The Inverted Food Pyramid

This graphic was made by my mate Timbo as a tribute to the balanced diet I enjoyed while living in the UK. I highly recommend adherance to the inverted food pyramid for all sports fans trying to maintain peak couch fitness through the Rugby World Cup.

Sticking this one out is actually less work than you might imagine – I find pre-marinated Ribs from the supermarket are minimal fuss and T-Bones on the BBQ also go pretty well especially now that we’re coming into Spring.

Hoggard launches his own beer

With this blog being about Beer and Sport, there’s no way I could let this story pass through to the keeper.

It seems that Matthew Hoggard has been working with the boffins at Marston’s Brewery and they’ve come up with a new ale named after the big fella – Hoggy’s Night Wathcman Ale.

“I can recommend a pint of Nightwatchman. It’s the perfect way to unwind after a day’s play. It doesn’t get better than having a beer named after you.” – claims Hoggard, clearly having forgotten the open topped busses and knighthoods of 2005.

Potentially forseeing the danger of Boony bringing up a 52 beer challenge, Hoggy’s ‘Blonde Full-Bodied Ale’ has been brewed to the weak as piss alcohol content of 3.8%. Interestingly this is still more than the acclaimed Nightwatchman’s List A average of 3.58!

Marston’s became the official beer of the England cricket team last year and toured with the national side during the Ashes in Australia.
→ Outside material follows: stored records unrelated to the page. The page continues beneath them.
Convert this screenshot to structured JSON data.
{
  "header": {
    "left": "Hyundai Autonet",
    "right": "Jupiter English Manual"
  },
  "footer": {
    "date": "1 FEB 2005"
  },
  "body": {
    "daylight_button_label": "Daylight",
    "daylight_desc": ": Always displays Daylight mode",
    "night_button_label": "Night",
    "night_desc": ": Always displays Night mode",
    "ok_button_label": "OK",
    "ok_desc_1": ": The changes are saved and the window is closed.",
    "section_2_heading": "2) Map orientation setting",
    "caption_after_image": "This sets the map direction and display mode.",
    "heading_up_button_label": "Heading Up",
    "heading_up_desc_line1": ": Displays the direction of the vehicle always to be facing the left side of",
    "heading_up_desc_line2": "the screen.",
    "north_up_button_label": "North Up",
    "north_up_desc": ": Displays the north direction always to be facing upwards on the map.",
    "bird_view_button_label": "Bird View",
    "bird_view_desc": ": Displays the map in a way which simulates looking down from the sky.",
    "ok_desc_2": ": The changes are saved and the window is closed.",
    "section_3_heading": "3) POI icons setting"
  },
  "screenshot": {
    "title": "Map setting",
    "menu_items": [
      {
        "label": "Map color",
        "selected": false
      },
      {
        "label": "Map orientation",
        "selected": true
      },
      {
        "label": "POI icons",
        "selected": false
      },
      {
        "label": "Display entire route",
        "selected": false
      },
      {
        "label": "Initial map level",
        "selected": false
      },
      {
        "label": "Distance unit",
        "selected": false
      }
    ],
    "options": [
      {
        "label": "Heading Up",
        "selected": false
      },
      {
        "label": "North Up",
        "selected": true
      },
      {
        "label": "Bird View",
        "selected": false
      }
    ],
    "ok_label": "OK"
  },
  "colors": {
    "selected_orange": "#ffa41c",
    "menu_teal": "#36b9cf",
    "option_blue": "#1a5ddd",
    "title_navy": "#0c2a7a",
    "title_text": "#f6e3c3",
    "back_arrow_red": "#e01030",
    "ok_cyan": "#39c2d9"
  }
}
In September last year, the brewer placed tongue-in-cheek notices in major Australian newspapers lamenting the ‘death’ of Australian cricket – before England went on to lose the series in a whitewash.

Marston’s has also signed a three-year deal to become the official supplier of beer to English test match grounds.

A hard earned thirst needs a mid-strength beer

Fosters Australia have recently decided to drop the alcohol percentage of VB from 4.9% to 4.8%, and are expecting to save $20m a year in excise tax. Additionally they are increasing the cost of their beers by 2%, no doubt forecasting massive rewards for their shareholders.

One thing the marketing bigwigs at Fosters may not have counted on however is the ill-will this will cause in VB drinkers who will no doubt see this as a blatant money grab.

Just last week I was getting some work done on my outboard motor by a mechanic in exchange for a case of beer. I asked him what he wanted, to which he replied “VB”, only for one of his workmates to say “Hey you don’t want that shit VB, the c*nts are dropping the alcohol in it”. He settled for Carlton Draught, and with just that one small business switching over VB have lost around 6 cases of beer a week.

I find it that a company who’ve spent so much on market research in the past can honestly believe that people drink VB for the taste! Seriously, this is the funniest thing I’ve heard since the Bulls smashed the Eddie Jones’ Reds 92-3 in Pretoria.

“It certainly doesn’t affect the taste, which is very important to our VB drinkers,” VB spokesman Ben Wicks said. “The taste will stay exactly the same. Our master brewers have done a lot of work to make sure of that.” Source

NEWSFLASH: VB is drunk by tradesmen and labourers for the express purpose of getting shitfaced.

By my calculations the new formula VB is 2% weaker than the iconic 4.9% edition, which in terms of alcohol intake equates to one beer in every two cases. When you also take into account the 2% price hike, it’s fair to say that Fosters are now selling a 23 beer box.

How long before they reverse this decision?